Should blacks be paid reparations for slavery?

If you ask someone that question, I bet the chances are that they will answer with something like:


"Whites today didn't commit slavery, so why should they be punished?" or "Blacks today aren't slaves, so why should they be rewarded?".


The problem with those comments is that they have a perception problem. What they
should be asking themselves is this:

"If blacks weren't slaves, how would the financial position of blacks and non-blacks differ today?"

It's clear that slavery resulted in white families having more income than they otherwise would (income that they could pass through the generations through inheritance) and resulted in black families having less income (than they otherwise would) passed through inheritance. Hence, white families are richer, and black families poorer, than they otherwise would be had slavery not occurred.


Hence, using that criteria alone, you could strongly argue that it would be the right thing for whites to pay reparations.


However, you could argue that affirmative action programs that have lasted for 40+ years acted as a form of reparation. This would be one of the strongest arguments against further reparations being paid.  However, I have no idea whether reparations through affirmative action are enough to offset the financial damage done through slavery (however, I feel it's plausible that affirmative action resulted in a gain to blacks above and beyond any concurrent damage done by discrimination in hiring, etc.)  There is no doubt that whites and asians have been discriminated against heavily in academia and the workforce as a result of affirmative action programs.


But what if affirmative action wasn't enough of a reparation to compensate for slavery? What factors should be considered when trying to calculate how to go about further reparations?


Try to estimate which blacks actually have slaves as ancestors, and which whites (or other races) had slave owners as ancestors. Only they should be impacted


And since the mode of damage was conducted by financial inheritance, it's families that should be concentrated on.  What I mean is that you'd need to trace or estimate which families were burdened or benefited by slavery, and to trace the impact.  For example, if a slave family was poorer due to slavery, and if that family had two sons, then those two sons should be paid a sum of money, not the entire families of those two sons (not the sons' sisters and brothers, etc.)  And since blacks have a higher birth rate than whites, if it was determine that whites paid, say $50 per white in reparations, the amount blacks received in compensation would be less than $50 per black.


Another important factor is the impact of African slave traders. After all, they profited by selling their countrymen to Americans.  Their ancestors should pay reparations too.

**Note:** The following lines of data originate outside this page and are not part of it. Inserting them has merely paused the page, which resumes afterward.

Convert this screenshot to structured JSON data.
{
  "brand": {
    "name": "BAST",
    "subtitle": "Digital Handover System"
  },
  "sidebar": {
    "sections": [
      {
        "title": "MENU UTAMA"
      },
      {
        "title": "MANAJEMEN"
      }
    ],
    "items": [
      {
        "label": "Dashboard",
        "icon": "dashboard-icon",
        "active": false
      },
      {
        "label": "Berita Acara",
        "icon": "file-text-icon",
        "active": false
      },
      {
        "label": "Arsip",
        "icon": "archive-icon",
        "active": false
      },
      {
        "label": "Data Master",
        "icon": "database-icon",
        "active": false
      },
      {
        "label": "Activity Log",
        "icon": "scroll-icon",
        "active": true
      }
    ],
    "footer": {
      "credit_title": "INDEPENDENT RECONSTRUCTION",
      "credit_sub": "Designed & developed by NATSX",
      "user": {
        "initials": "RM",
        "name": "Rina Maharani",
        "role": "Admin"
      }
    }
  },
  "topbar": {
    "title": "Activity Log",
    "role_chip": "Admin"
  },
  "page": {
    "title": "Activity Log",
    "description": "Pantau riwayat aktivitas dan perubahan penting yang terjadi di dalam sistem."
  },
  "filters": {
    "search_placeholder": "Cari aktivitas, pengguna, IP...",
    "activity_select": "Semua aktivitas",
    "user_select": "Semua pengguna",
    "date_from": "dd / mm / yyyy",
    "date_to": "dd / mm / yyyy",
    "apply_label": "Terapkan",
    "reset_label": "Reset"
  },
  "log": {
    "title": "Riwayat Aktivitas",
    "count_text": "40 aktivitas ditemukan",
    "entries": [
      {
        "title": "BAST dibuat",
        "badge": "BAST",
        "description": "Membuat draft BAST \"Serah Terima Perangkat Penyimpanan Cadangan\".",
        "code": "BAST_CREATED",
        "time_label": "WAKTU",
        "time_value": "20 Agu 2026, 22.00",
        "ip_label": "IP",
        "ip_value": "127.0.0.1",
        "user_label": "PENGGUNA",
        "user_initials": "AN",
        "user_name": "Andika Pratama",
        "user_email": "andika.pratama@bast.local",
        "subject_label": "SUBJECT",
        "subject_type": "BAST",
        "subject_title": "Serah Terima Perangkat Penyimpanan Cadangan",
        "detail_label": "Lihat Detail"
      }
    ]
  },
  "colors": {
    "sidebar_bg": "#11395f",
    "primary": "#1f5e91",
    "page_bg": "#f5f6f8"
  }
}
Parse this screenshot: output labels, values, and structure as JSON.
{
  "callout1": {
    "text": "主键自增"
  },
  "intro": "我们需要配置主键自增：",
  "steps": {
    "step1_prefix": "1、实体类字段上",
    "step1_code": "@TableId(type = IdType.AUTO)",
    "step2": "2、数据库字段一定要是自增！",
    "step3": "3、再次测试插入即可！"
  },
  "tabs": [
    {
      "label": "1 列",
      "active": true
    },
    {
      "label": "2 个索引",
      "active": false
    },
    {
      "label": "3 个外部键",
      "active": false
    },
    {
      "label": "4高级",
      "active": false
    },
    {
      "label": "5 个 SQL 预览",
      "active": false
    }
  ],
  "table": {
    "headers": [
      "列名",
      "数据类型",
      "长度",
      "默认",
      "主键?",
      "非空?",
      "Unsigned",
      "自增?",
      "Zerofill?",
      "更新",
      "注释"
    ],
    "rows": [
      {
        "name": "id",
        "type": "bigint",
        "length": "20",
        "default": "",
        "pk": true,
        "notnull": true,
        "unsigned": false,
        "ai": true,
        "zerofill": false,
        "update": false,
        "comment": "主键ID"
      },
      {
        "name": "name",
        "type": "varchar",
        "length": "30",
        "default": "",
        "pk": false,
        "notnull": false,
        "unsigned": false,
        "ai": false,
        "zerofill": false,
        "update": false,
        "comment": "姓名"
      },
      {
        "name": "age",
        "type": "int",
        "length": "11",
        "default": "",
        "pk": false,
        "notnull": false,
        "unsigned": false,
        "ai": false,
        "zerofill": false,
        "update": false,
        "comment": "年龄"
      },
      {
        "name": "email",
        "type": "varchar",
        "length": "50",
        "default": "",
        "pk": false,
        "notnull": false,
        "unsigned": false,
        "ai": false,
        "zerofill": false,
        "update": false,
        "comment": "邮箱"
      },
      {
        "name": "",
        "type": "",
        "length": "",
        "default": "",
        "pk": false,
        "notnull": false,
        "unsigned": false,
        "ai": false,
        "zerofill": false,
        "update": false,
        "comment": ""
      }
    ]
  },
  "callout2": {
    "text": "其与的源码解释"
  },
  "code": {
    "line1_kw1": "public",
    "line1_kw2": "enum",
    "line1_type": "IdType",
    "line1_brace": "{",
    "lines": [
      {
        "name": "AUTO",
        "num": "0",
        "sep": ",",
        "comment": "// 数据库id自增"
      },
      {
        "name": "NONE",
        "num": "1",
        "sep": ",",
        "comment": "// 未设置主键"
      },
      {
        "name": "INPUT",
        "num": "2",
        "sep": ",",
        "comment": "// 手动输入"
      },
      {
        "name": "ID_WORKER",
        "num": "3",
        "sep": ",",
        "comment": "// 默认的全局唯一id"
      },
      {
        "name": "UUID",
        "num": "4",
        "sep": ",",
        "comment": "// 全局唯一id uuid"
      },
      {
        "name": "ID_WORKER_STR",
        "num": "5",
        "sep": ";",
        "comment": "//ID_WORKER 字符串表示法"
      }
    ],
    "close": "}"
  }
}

And perhaps the most important consideration is this: Even if it's fair to pay reparations, would the benefits of doing so (fairness) outweigh the costs of doing so? What if other groups start making claims for grievances? What if women or natives or handicapped or homosexuals start asking for reparations? What if it results in such a significant shift in transfer of wealth that it results in rich businesses firing some workers or changing their spending habits?  You can easily see how it might not be a good idea to proceed with reparations.


At one time or another, many groups could have been victimized unfairly. In order to remedy this, it could require extremely complicated calculations.  For example, a white woman might end up owing money to blacks for slavery, but that same woman might end up being owed money for being discriminated against in the workforce.  It could become a huge tangled web of financial calculations.


When it comes to compensation for past systemic (but since largely/partially remedied) unfairness, perhaps it's best to let old dogs lie.  After all, as society evolves and new information becomes available daily, do we really want to endlessly compensate for the way "things should have been?"


 I don't know, but a discussion should occur.